5,6 millions de ménages en situation de précarité énergétique

Sur le territoire français, 5,6 millions de ménages se trouvent en situation de précarité énergétique. Ils occupent notamment des logements qualifiés de passoires thermiques, difficiles à chauffer.

De plus, les hausses des prix de l’énergie n’ont fait qu’aggraver ce problème. Touchées par la crise économique due à la pandémie, de nombreuses autres familles pourraient aussi subir cette précarité. En effet, aujourd’hui, plus de 12 millions de Français se plaignent :

  • d’avoir froid dans leur logement en hiver à cause d’une mauvaise isolation ou d’un système de chauffage non performant ;
  • de payer des factures d’énergie trop élevées, soit environ 10 % de leurs revenus.

Parmi les 4 millions de Français déclarant avoir froid chez eux, quatre personnes sur cinq louent leur logement. Ainsi, la précarité énergétique concerne davantage les locataires.

Les chiffres de la précarité énergétique

 

Près d’un tiers des résidences principales du parc privé sont classées « passoires thermiques » dans l’Hexagone. Les diagnostiqueurs leur attribuent une étiquette énergie F ou G. Par ailleurs, 7,4 millions de logements du parc résidentiel privé ne disposent pas des performances énergétiques requises.

On considère ainsi que 15% des copropriétés sont en grande fragilité.

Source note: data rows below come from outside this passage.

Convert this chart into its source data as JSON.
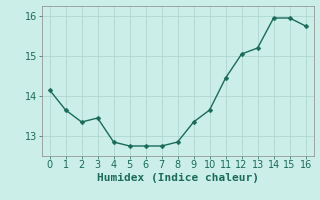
{
  "x": [
    0,
    1,
    2,
    3,
    4,
    5,
    6,
    7,
    8,
    9,
    10,
    11,
    12,
    13,
    14,
    15,
    16
  ],
  "y": [
    14.15,
    13.65,
    13.35,
    13.45,
    12.85,
    12.75,
    12.75,
    12.75,
    12.85,
    13.35,
    13.65,
    14.45,
    15.05,
    15.2,
    15.95,
    15.95,
    15.75
  ],
  "line_color": "#1a6b5a",
  "marker": "D",
  "marker_size": 2.5,
  "bg_color": "#cceee8",
  "grid_color": "#b0d8d0",
  "xlabel": "Humidex (Indice chaleur)",
  "xlabel_fontsize": 8,
  "tick_fontsize": 7,
  "xlim": [
    -0.5,
    16.5
  ],
  "ylim": [
    12.5,
    16.25
  ],
  "yticks": [
    13,
    14,
    15,
    16
  ],
  "xticks": [
    0,
    1,
    2,
    3,
    4,
    5,
    6,
    7,
    8,
    9,
    10,
    11,
    12,
    13,
    14,
    15,
    16
  ],
  "line_width": 1.0,
  "spine_color": "#888888"
}
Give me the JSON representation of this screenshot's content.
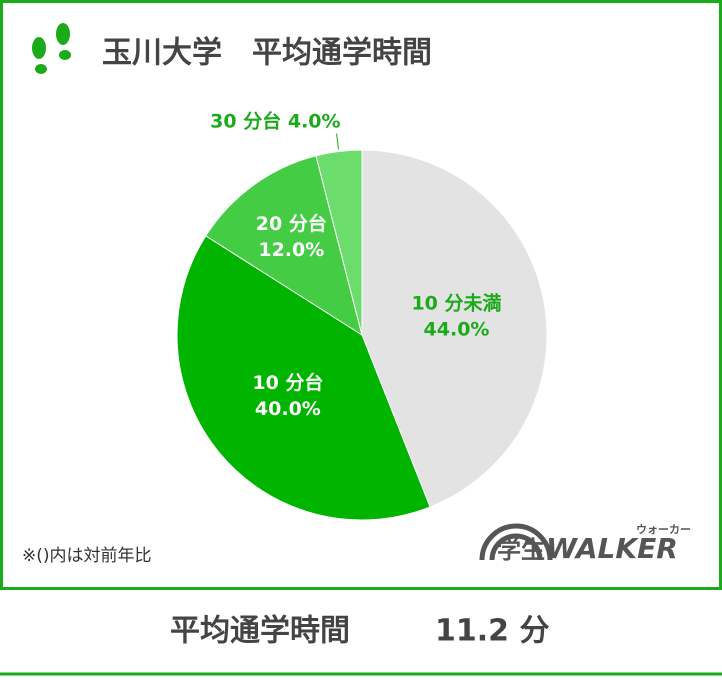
{
  "chart_data": {
    "type": "pie",
    "title": "玉川大学　平均通学時間",
    "categories": [
      "10 分未満",
      "10 分台",
      "20 分台",
      "30 分台"
    ],
    "values": [
      44.0,
      40.0,
      12.0,
      4.0
    ],
    "value_labels": [
      "44.0%",
      "40.0%",
      "12.0%",
      "4.0%"
    ],
    "colors": [
      "#e3e3e3",
      "#00b400",
      "#44cc44",
      "#6cdc6c"
    ],
    "note": "※()内は対前年比"
  },
  "logo": {
    "text": "学生",
    "brand": "WALKER",
    "reading": "ウォーカー"
  },
  "footer": {
    "label": "平均通学時間",
    "value": "11.2 分"
  }
}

Soit près de 100 000 copropriétés et plus d’un million de logements.




Le Bouclier Énergie, une des solutions à la précarité énergétique

D’après l’initiative Rénovons, le Bouclier Énergie constitue une réponse adaptée aux problèmes de précarité énergétique. Elle propose, en effet, des mesures mûrement réfléchies, cohérentes et progressives sur le long terme. Ces mesures sont alignées pour atteindre de façon optimale les objectifs fixés, notamment :

  • réduire la précarité énergétique en France ;
  • diminuer la consommation énergétique des résidences principales ;
  • parvenir à une baisse durable des émissions de gaz à effet de serre.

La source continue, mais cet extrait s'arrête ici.